Eastward Ho! has plenty of comic conceits, including the one announced in its title: the phoney aristocrat and the goldsmith's idle apprentice set off for America, where, they hear, "all the chamber pots are pure gold", only to be shipwrecked on the Isle of Dogs. Along with the good gags, however, there are plenty of strained ones, and Pitman-Wallace, whose forte does not seem to be wit, has added to them with anachronistic visual gags that would be considered embarrassingly puerile at a school panto. And while James Tucker, as the industrious apprentice, acts with a lightness that takes the curse off his prissy role, Shelley Conn, as his wife, makes hers even duller with a delivery more suited to the multiplication tables.

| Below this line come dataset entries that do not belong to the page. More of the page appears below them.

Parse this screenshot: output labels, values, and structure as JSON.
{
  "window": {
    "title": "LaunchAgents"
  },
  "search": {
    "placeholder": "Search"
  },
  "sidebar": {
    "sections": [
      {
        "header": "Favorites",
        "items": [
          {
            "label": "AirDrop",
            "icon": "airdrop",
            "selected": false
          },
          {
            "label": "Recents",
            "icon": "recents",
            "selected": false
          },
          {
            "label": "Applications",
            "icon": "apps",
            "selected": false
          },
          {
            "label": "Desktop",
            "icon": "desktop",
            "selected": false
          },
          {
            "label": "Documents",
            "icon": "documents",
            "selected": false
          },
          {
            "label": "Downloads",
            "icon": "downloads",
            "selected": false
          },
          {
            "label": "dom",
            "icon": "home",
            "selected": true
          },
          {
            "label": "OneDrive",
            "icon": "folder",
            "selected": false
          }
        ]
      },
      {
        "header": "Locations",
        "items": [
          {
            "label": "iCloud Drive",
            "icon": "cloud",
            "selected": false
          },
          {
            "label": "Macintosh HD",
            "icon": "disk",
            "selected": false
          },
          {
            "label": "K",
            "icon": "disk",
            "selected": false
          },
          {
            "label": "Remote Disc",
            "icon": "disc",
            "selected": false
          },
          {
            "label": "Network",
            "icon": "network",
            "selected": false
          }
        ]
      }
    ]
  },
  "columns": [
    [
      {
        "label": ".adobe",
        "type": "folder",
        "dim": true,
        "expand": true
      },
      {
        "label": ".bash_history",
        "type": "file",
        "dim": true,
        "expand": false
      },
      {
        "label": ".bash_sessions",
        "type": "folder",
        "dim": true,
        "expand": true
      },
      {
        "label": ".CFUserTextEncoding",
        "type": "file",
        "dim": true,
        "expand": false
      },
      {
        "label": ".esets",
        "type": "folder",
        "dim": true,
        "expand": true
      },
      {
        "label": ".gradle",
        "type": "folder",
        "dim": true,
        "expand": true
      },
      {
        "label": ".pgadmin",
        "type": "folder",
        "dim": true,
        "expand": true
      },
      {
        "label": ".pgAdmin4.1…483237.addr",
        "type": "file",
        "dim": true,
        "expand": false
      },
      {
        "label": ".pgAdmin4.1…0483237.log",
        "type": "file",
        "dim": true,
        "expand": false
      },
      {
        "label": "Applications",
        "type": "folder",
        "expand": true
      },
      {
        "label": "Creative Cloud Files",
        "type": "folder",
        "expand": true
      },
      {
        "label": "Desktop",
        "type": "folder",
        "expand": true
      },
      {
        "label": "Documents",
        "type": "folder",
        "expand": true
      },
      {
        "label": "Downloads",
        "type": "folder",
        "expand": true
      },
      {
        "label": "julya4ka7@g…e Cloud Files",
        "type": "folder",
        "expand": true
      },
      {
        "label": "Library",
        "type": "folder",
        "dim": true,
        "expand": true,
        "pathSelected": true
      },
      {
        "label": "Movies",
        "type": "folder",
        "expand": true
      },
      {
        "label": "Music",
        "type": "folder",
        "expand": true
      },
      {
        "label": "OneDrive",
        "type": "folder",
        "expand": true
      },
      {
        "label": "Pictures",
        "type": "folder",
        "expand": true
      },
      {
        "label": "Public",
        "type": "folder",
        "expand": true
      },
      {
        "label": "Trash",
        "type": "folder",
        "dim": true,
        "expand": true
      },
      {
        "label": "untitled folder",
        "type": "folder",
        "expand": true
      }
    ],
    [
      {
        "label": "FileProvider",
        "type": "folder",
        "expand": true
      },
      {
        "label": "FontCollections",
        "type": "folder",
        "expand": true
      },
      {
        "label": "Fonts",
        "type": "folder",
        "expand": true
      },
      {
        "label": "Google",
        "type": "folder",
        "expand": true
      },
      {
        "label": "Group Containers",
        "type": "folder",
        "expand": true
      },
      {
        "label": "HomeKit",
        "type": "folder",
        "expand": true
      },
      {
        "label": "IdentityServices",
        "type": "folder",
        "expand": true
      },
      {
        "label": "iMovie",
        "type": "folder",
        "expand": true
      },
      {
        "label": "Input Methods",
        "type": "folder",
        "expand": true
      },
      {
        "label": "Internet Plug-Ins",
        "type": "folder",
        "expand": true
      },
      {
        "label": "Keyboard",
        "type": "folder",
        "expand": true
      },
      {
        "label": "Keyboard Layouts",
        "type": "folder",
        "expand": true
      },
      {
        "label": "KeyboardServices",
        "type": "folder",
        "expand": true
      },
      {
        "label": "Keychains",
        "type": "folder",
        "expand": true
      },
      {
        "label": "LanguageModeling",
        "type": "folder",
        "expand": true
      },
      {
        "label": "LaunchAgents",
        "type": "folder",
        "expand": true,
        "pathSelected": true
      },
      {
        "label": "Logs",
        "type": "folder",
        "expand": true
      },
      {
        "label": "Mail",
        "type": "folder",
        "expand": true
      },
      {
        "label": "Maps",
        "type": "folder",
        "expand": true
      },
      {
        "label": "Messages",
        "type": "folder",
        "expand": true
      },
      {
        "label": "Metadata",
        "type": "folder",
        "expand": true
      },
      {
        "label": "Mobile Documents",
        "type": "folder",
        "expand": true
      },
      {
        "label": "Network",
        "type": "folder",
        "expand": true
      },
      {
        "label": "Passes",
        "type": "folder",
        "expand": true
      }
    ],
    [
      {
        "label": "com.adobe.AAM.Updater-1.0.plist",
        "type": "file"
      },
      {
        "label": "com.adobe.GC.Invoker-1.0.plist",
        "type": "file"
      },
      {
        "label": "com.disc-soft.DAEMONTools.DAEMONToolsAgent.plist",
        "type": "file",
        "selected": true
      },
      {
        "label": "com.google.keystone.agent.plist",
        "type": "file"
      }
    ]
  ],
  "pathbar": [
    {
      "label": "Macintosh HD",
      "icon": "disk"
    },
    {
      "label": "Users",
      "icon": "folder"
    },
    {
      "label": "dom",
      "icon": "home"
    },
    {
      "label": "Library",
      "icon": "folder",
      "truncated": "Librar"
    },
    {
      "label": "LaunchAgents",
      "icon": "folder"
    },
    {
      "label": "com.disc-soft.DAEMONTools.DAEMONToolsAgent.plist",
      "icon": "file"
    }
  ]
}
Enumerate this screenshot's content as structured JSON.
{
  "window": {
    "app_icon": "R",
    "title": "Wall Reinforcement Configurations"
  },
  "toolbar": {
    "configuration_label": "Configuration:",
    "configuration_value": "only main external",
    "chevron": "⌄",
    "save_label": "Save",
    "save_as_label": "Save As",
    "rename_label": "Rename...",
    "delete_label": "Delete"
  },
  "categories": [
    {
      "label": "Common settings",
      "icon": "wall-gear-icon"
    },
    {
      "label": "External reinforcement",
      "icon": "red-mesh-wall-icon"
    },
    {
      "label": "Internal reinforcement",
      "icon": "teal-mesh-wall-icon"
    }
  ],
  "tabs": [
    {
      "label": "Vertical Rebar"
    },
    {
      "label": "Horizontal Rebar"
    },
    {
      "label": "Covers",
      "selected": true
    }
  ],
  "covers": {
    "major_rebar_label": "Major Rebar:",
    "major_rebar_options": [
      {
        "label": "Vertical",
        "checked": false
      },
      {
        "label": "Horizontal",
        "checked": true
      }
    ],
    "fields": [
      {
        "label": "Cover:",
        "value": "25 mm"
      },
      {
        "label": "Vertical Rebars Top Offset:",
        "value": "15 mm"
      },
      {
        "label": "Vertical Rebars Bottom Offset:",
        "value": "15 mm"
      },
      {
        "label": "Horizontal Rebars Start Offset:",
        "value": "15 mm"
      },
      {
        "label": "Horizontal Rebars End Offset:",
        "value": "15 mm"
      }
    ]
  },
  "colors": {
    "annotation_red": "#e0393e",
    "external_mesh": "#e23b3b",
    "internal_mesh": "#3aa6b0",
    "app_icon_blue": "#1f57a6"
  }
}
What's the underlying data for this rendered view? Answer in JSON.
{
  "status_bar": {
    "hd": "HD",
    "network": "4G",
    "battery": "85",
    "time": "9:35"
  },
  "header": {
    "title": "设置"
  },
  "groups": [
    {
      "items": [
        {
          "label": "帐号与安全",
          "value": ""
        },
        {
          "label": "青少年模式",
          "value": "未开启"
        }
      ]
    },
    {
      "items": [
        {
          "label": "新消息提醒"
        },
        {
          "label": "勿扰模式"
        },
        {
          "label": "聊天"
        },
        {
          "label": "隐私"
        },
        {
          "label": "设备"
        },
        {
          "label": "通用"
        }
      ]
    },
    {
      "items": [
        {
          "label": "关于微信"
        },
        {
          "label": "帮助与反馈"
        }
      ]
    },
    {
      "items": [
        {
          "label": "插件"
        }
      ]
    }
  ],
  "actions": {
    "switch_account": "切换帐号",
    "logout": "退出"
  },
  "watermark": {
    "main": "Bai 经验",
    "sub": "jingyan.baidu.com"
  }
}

But the best joke of all gets, thank goodness, the best execution, in the performance of Amanda Drew as the vain, silly daughter who wants to be "ladyfied''. Chattering with babyish greed and tossing her red ringlets like a combination of Jean Harlow and Lucille Ball, she is one of those characters you cannot dislike, no matter how despicably they behave. This is partly accounted for by the pity evoked by a self-deception so intense that it will plainly end in tears: Drew practically emits an aura of demonic possession as the idea of riding in her own coach and taking precedence over her mother transports her to some other-worldly realm.

But the rest is down to Drew herself, who is, as we used to say in the US, cute as a pair of French pants. This actress may make me revise my opinion that players described as "irrepressible'' are to be avoided at all costs.